Klare Governance-Vorgaben können gewährleisten, dass Gesetze und unternehmenseigene Guidelines eingehalten werden. Die moderne Interessensvertretung sieht die Öffentlichkeit und das Unternehmen als Teil einer Gesellschaft, die sich immer mehr vernetzt.
Unternehmen als Ganzes betrachten
Alle Regeln und Vorgaben müssen sich auf das gesamte Unternehmen beziehen, sowohl räumlich, also weltweit, als auch zeitlich, morgen genauso wie heute. Deshalb sollte eine eigenständige Guidance mit Gültigkeit für die ganze Unternehmensgruppe klare und eindeutige Regelungen aufstellen, etwa zu Veranstaltungen, Einladungen und Geschenken an Amtsträger. Eine laufend und gewissenhaft aktualisierte Dokumentation aller bereits durchgeführten Maßnahmen ist unerlässlich und hilft zudem dabei, Lobby-Aktivitäten auch über einen langen Zeitraum hinweg konsistent zu gestalten.
Unternehmen sollten außerdem ein einheitliches Daten- und Knowledge-Management mit klaren Stellvertreterregelungen und eindeutige Regeln für Ablage und Zugriffsberechtigungen vertraulicher Dokumente sicherstellen.
Je größer das Unternehmen, desto wichtiger ist insbesondere eine einheitliche Sprachregelung zu wichtigen politischen Positionen und Themen – wiederum sowohl geografisch als auch zeitlich gesehen.
Zusätzlich zu internen Regeln und Abläufen, mit denen ein Unternehmen sicherstellen kann, dass Lobbying Compliance-konform abläuft, gibt auch das EU-Transparenzregister auf EU-Ebene entsprechende Prozesse vor, an denen man sich orientieren kann.
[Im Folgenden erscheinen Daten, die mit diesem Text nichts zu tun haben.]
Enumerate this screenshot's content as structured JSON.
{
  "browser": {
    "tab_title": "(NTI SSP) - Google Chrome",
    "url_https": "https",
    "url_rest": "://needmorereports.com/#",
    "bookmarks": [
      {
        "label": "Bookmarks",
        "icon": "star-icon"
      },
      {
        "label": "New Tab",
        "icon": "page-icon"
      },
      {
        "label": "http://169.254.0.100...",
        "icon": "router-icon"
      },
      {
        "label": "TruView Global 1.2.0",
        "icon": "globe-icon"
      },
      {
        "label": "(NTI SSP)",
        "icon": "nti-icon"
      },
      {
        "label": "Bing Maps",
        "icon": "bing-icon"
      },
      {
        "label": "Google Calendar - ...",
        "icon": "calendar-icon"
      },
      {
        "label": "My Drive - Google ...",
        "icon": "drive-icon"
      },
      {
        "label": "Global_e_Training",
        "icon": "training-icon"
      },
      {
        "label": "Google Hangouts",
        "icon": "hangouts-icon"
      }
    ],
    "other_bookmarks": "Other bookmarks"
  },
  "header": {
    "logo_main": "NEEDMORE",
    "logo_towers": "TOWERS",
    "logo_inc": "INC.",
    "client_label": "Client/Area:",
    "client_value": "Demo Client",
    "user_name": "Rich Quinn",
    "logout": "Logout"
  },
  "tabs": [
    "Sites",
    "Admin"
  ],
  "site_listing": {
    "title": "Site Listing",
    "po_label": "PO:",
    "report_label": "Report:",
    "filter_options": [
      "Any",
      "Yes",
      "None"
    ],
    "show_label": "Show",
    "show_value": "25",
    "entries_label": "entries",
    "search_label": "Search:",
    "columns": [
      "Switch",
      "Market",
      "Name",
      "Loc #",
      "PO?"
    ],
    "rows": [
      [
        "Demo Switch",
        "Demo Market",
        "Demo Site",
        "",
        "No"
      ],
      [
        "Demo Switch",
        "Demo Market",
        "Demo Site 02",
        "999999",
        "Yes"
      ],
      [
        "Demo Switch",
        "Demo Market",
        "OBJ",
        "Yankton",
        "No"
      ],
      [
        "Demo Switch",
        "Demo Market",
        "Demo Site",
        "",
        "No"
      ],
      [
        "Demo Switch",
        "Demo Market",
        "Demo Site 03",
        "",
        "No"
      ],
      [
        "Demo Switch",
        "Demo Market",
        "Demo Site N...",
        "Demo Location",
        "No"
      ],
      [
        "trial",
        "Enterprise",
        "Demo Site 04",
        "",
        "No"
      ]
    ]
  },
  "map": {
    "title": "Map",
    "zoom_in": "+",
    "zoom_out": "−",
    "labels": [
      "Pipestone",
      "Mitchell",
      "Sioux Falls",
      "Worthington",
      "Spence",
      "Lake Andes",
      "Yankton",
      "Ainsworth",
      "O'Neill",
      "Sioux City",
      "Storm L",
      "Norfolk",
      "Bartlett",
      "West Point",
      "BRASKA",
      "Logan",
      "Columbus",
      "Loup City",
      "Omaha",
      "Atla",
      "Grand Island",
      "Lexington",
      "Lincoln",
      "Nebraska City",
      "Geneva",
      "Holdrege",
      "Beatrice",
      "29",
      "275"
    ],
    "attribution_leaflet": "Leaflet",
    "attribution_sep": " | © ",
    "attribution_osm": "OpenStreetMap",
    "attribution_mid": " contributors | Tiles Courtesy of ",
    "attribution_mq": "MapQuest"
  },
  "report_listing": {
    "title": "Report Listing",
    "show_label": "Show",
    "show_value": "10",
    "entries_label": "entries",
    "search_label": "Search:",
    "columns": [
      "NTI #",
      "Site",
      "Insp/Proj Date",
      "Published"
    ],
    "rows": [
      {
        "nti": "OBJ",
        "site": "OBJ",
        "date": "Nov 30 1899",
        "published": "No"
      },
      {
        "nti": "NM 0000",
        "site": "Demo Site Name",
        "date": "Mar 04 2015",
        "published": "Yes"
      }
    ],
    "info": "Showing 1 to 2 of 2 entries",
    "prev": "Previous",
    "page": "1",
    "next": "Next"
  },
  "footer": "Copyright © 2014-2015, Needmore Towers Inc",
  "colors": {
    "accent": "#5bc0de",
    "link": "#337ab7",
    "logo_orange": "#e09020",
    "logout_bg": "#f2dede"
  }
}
Mit der Registrierung im Transparenzregister verpflichten sich die Unternehmen, den Verhaltenskodex einzuhalten, der bei der Ausübung der Lobby-Tätigkeiten unter anderem die Prinzipien der Transparenz und Offenlegung der Interessen vorgibt. Eine weitere Anforderung des EU-Transparenzregisters ist eine jährlich aktualisierte prozentuale Angabe aller Personen, die für das Unternehmen Lobby-Aktivitäten wahrnehmen. Dokumentations- und Transparenzregeln des Unternehmens sollten diesen Standard einhalten.
Wer seine Lobbying-Aktivitäten professionell strukturiert, umsetzt und dokumentiert, der genügt nicht nur den nationalen und übernationalen Anforderungen. Er schafft damit auch die besten Voraussetzungen dafür, dass ein etwaiges Fehlverhalten schnell aufgedeckt werden kann und eine umgehende Reaktion den möglichen Schaden begrenzt. Nicht zuletzt ist stringenter und konsequent an klaren Leitlinien ausgerichteter Lobbyismus auch wirkungsvoller, effizienter und schafft Vertrauen bei Geschäftspartnern und in der Öffentlichkeit.